Future opportunities and challenges for Graduate Schools

Details

Programme Date/time
Thursday 07 January 2010
Start time
09.20
End time
09.35
Programme Rooms
George 1
Presenters
Ms Tessa Payne - Head of Graduate School, University of Nottingham

Info

Presentation outcomes

The challenges of sustaining the researcher development agenda: a Graduate School perspective

Ms Tessa Payne - Head of Graduate School, University of Nottingham

After outlining Nottingham's Graduate School structure and activities, Tessa described recent and forthcoming review processes. Performance measurement alignment with university strategy is a pre-requisite of a successful review outcome. Key issues are: how to measure Graduate School performance; the impact of Graduate School activities; how the Graduate School adds value; who uses Graduate School services; where the gaps are; existing and future external drivers; the opportunity cost of funding the Graduate School.

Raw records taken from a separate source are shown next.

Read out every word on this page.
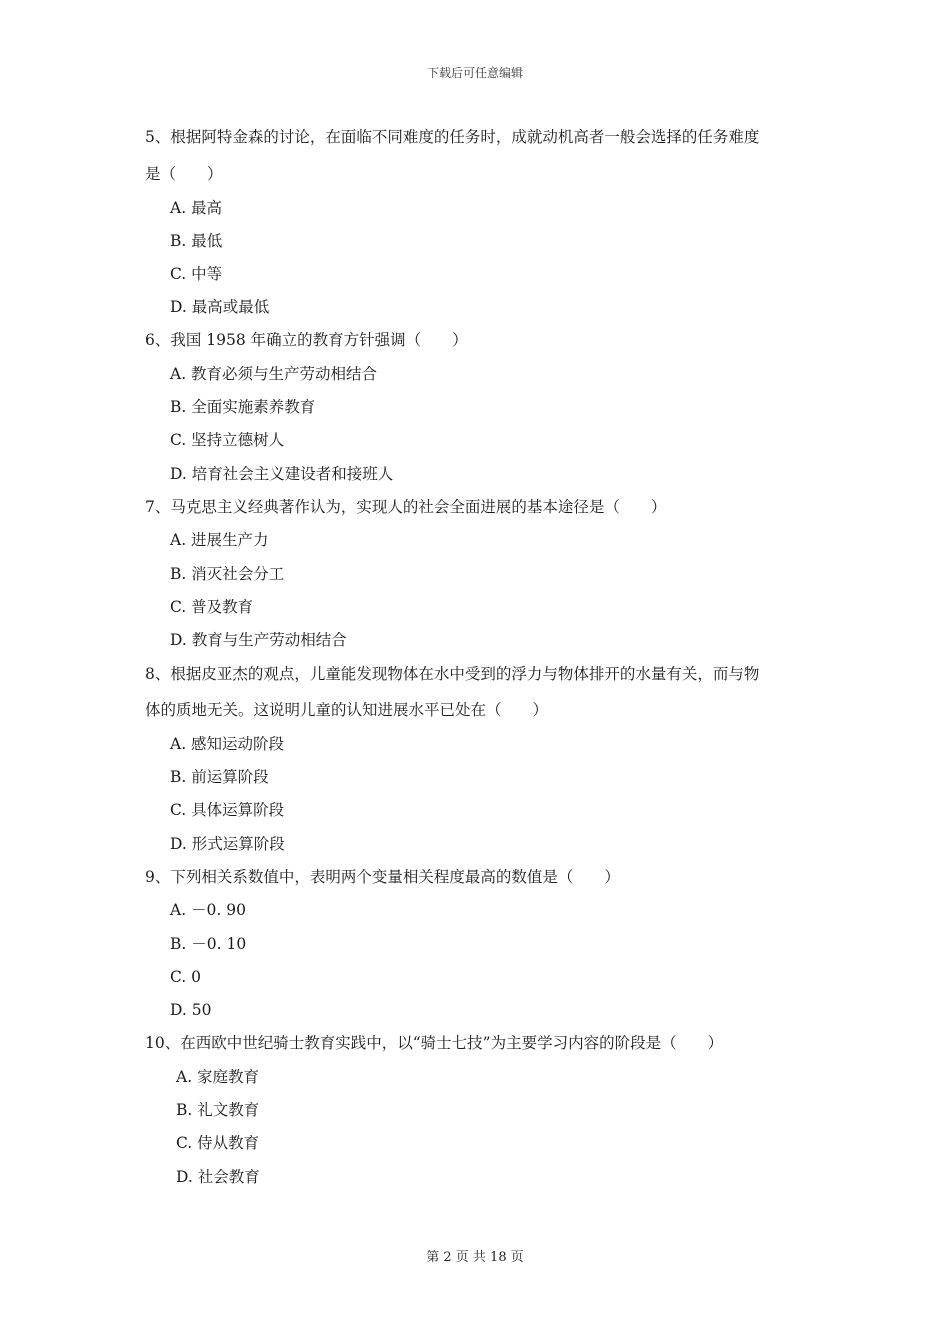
下载后可任意编辑
5、根据阿特金森的讨论，在面临不同难度的任务时，成就动机高者一般会选择的任务难度
是（　　）
A. 最高
B. 最低
C. 中等
D. 最高或最低
6、我国 1958 年确立的教育方针强调（　　）
A. 教育必须与生产劳动相结合
B. 全面实施素养教育
C. 坚持立德树人
D. 培育社会主义建设者和接班人
7、马克思主义经典著作认为，实现人的社会全面进展的基本途径是（　　）
A. 进展生产力
B. 消灭社会分工
C. 普及教育
D. 教育与生产劳动相结合
8、根据皮亚杰的观点，儿童能发现物体在水中受到的浮力与物体排开的水量有关，而与物
体的质地无关。这说明儿童的认知进展水平已处在（　　）
A. 感知运动阶段
B. 前运算阶段
C. 具体运算阶段
D. 形式运算阶段
9、下列相关系数值中，表明两个变量相关程度最高的数值是（　　）
A. －0. 90
B. －0. 10
C. 0
D. 50
10、在西欧中世纪骑士教育实践中，以“骑士七技”为主要学习内容的阶段是（　　）
A. 家庭教育
B. 礼文教育
C. 侍从教育
D. 社会教育
第 2 页 共 18 页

Originally established in 1996 in response to the ESRC recognition exercise, Roberts funding enabled further development of Nottingham's Graduate School. Roberts funding was invested centrally and locally in departments and augmented by university financial contribution. Currently, the Graduate School provides support in the UK for 2674 postgraduate researchers (55% of whom are international researchers) and around a thousand research staff, together with the researchers at the university's campuses in China and Malaysia.

In 2008 the Graduate School reviewed its activities and aligned them with key university strategies: research and knowledge transfer; internationalisation; and the researcher experience. Main activities of the Graduate School thus comprise: researcher and supervisor development; finding funding (£1 million of project funding has been achieved and managed from funders such as the European Regional Development Fund, ESRC and JISC); researcher community development (the university has established graduate centres in several faculties and satellite campuses); external engagement (such as work placements with local SMEs and larger employers); and ensuring parity of researcher development provision at Nottingham's international campuses.

Reviewing Graduate School activity is driven by several factors: uncertainty over future mechanism for delivery of Roberts funding and the need to agree future structures and functions well in advance of any cessation of external funding; changes to and expansion of Graduate School responsibilities since 2005; the need to ensure that Graduate School activity continues to deliver against Nottingham strategic objectives (such as a greater regional presence) and other external drivers (eg QAA, Concordat, REF).

Accordingly, in order to demonstrate to management the breadth and depth of our activities it was felt helpful to have an evaluation of the use of Roberts funding covering management of funds, impact on postgraduate researchers and research staff, particularly beneficial activities, future investment strategy and sustainability. External assessors were appointed, who conducted interviews with project managers, staff and beneficiaries and undertook desk research. This 2009 evaluation concluded that Roberts funding was targeted appropriately. Action learning and projects with applied elements received a particularly high satisfaction rating. Its recommendations included strengthening provision for research staff as a separate group.

Now the entire Graduate School is to be reviewed. All University units are reviewed regularly: the timing of this 2010 review was prioritised in the light of the funding uncertainties. The review will cover all activities (not just researcher development), be PVC- led and include external panel members. It will employ interviews with key stakeholders and Graduate School staff, site visits, and online surveys (the simplicity of which should yield useful qualititative information). The review will assess: alignment of objectives with university strategy; operational effectiveness/efficiency; management and leadership; infrastructure/space; risk management.  Its report will make recommendations to Management Board regarding the future strategic direction of the Graduate School and the implications of any cessation of the Roberts resource.

In preparing for this major review it is beneficial that the Graduate School has recently reviewed its activities and has developed key performance indicators linked to university strategy. Further ‘drilling down' into management information is taking place; case studies are being developed (eg of CASE researchers and employers) and longitudinal interviews with researchers undertaking work experience. It will be hugely important to communicate to the review panel how the Graduate School adds value and contributes to the university's key strategies. We also need to look at where the gaps are, for example, provision for masters students. Ultimately, the university may be faced with difficult choices: to make a case for continuation provision we need to know: what is the opportunity cost of funding the graduate school?